Hal ini menjadi sorotan utama dalam webinar “Kartini Masa Kini: Perempuan, Pengetahuan, dan Perubahan” yang digelar Otoritas Jasa Keuangan (OJK), Selasa, 28 April 2026.
Ketua Dewan Komisioner OJK, Friderica Widyasari Dewi, menegaskan bahwa kepemimpinan perempuan memiliki dimensi strategis yang meluas, mulai dari ketahanan keluarga hingga ranah profesional.
Menurutnya, kontribusi perempuan merupakan salah satu motor penggerak menuju visi Indonesia Emas 2045. Tentu peran dan kontribusi kepemimpinan perempuan sangat penting dan strategis, baik itu dalam lingkup keluarga, profesional, dan seluruh sektor lainnya.
Baca Juga: Wamen Diana Dukung Peran Perempuan di Sektor Konstruksi
“Kemudian peningkatan kesejahteraan keuangan dan menjaga trust sebagai tujuan utama transformasi di sektor jasa keuangan menuju Indonesia Emas 2045, yang saya yakin juga banyak didukung oleh para perempuan di sektor jasa keuangan,” ujar Friderica di hadapan lebih dari 5.000 peserta daring.
Literasi sebagai Benteng dari Penipuan
OJK menilai penguatan kapasitas melalui pengetahuan dan keterampilan teknis adalah kunci agar perempuan mampu melindungi aset keluarga.

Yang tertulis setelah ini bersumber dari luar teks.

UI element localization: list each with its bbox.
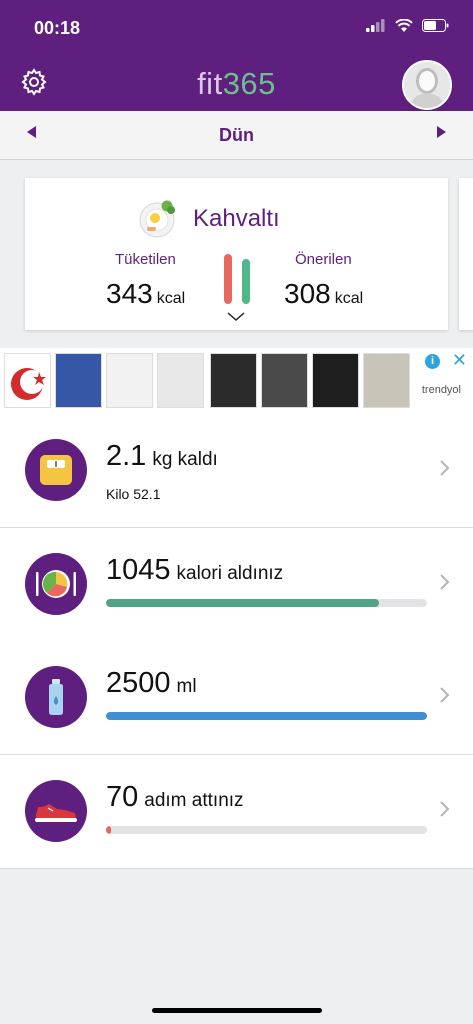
consumed-label: Tüketilen (115, 251, 176, 268)
water-value: 2500 (106, 667, 171, 699)
recommended-number: 308 (284, 278, 331, 309)
status-time: 00:18 (34, 18, 81, 38)
water-row[interactable]: 2500 ml (0, 641, 473, 755)
logo-365: 365 (222, 66, 276, 101)
sneaker-icon-circle (25, 780, 87, 842)
steps-row[interactable]: 70 adım attınız (0, 755, 473, 869)
weight-text: kg kaldı (152, 449, 218, 470)
meal-summary-card[interactable]: Kahvaltı Tüketilen 343 kcal Önerilen 308 k… (25, 178, 448, 330)
status-icons (366, 19, 449, 32)
steps-text: adım attınız (144, 790, 244, 811)
calories-row[interactable]: 1045 kalori aldınız (0, 528, 473, 642)
scale-icon (40, 455, 72, 485)
water-title: 2500 ml (106, 667, 197, 700)
ad-product-image[interactable] (363, 353, 410, 408)
ad-close-icon[interactable]: ✕ (452, 350, 467, 371)
chevron-right-icon (440, 574, 450, 590)
date-label: Dün (219, 125, 254, 145)
user-silhouette-icon (404, 62, 450, 108)
next-meal-card-peek[interactable] (459, 178, 473, 330)
recommended-label: Önerilen (295, 251, 352, 268)
scale-icon-circle (25, 439, 87, 501)
steps-progress-fill (106, 826, 111, 834)
date-navigator: Dün (0, 111, 473, 160)
consumed-bar (224, 254, 232, 304)
meal-name: Kahvaltı (193, 205, 280, 232)
cellular-signal-icon (366, 19, 385, 32)
water-progress-track (106, 712, 427, 720)
profile-avatar[interactable] (402, 60, 452, 110)
meal-plate-icon (36, 570, 76, 598)
ad-info-icon[interactable]: i (425, 354, 440, 369)
consumed-number: 343 (106, 278, 153, 309)
ad-product-image[interactable] (312, 353, 359, 408)
weight-value: 2.1 (106, 440, 147, 472)
water-bottle-icon-circle (25, 666, 87, 728)
current-weight: Kilo 52.1 (106, 486, 161, 502)
consumed-value: 343 kcal (106, 278, 185, 310)
status-bar: 00:18 (0, 0, 473, 56)
water-bottle-icon (49, 679, 63, 715)
consumed-unit: kcal (156, 290, 186, 307)
ad-product-image[interactable] (210, 353, 257, 408)
calories-progress-fill (106, 599, 379, 607)
ad-product-image[interactable] (261, 353, 308, 408)
meal-plate-icon-circle (25, 553, 87, 615)
recommended-value: 308 kcal (284, 278, 363, 310)
wifi-icon (395, 19, 413, 32)
chevron-right-icon (440, 687, 450, 703)
expand-chevron-icon[interactable] (227, 312, 245, 322)
breakfast-plate-icon (139, 200, 175, 238)
calories-progress-track (106, 599, 427, 607)
ad-banner[interactable]: i ✕ trendyol (0, 348, 473, 414)
ad-product-image[interactable] (106, 353, 153, 408)
ad-brand-label: trendyol (421, 384, 461, 396)
recommended-unit: kcal (334, 290, 364, 307)
next-day-arrow-icon[interactable] (437, 126, 446, 138)
calories-title: 1045 kalori aldınız (106, 554, 283, 587)
steps-title: 70 adım attınız (106, 781, 244, 814)
chevron-right-icon (440, 460, 450, 476)
logo-fit: fit (197, 66, 223, 101)
ad-product-image[interactable] (55, 353, 102, 408)
steps-progress-track (106, 826, 427, 834)
water-text: ml (176, 676, 197, 697)
steps-value: 70 (106, 781, 139, 813)
home-indicator[interactable] (152, 1008, 322, 1013)
ad-product-image[interactable] (4, 353, 51, 408)
weight-row[interactable]: 2.1 kg kaldı Kilo 52.1 (0, 414, 473, 528)
recommended-bar (242, 259, 250, 304)
calories-value: 1045 (106, 554, 171, 586)
sneaker-icon (35, 804, 77, 822)
calories-text: kalori aldınız (176, 563, 284, 584)
ad-product-image[interactable] (157, 353, 204, 408)
battery-icon (422, 19, 449, 32)
water-progress-fill (106, 712, 427, 720)
chevron-right-icon (440, 801, 450, 817)
weight-title: 2.1 kg kaldı (106, 440, 218, 473)
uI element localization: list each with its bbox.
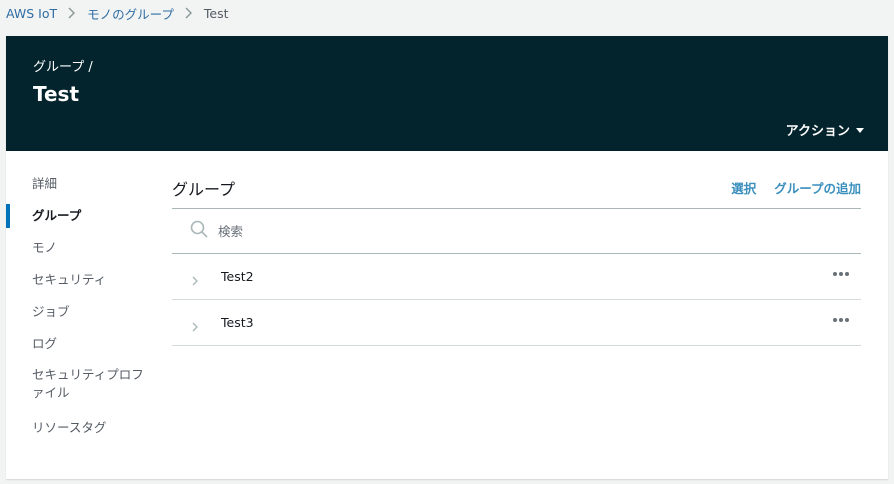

Di tengah maraknya fenomena kejahatan siber, pembekalan literasi keuangan menjadi hal yang mendesak.
“Semua peran penting perempuan yang sangat luar biasa, dan harus kita dukung dan kita equip mereka dengan literasi, pengetahuan, keahlian, keterampilan yang bisa mendukung mereka mencapai kesejahteraan keluarga, maupun setidaknya melindungi mereka dari berbagai scam dan penipuan,” tegas Friderica.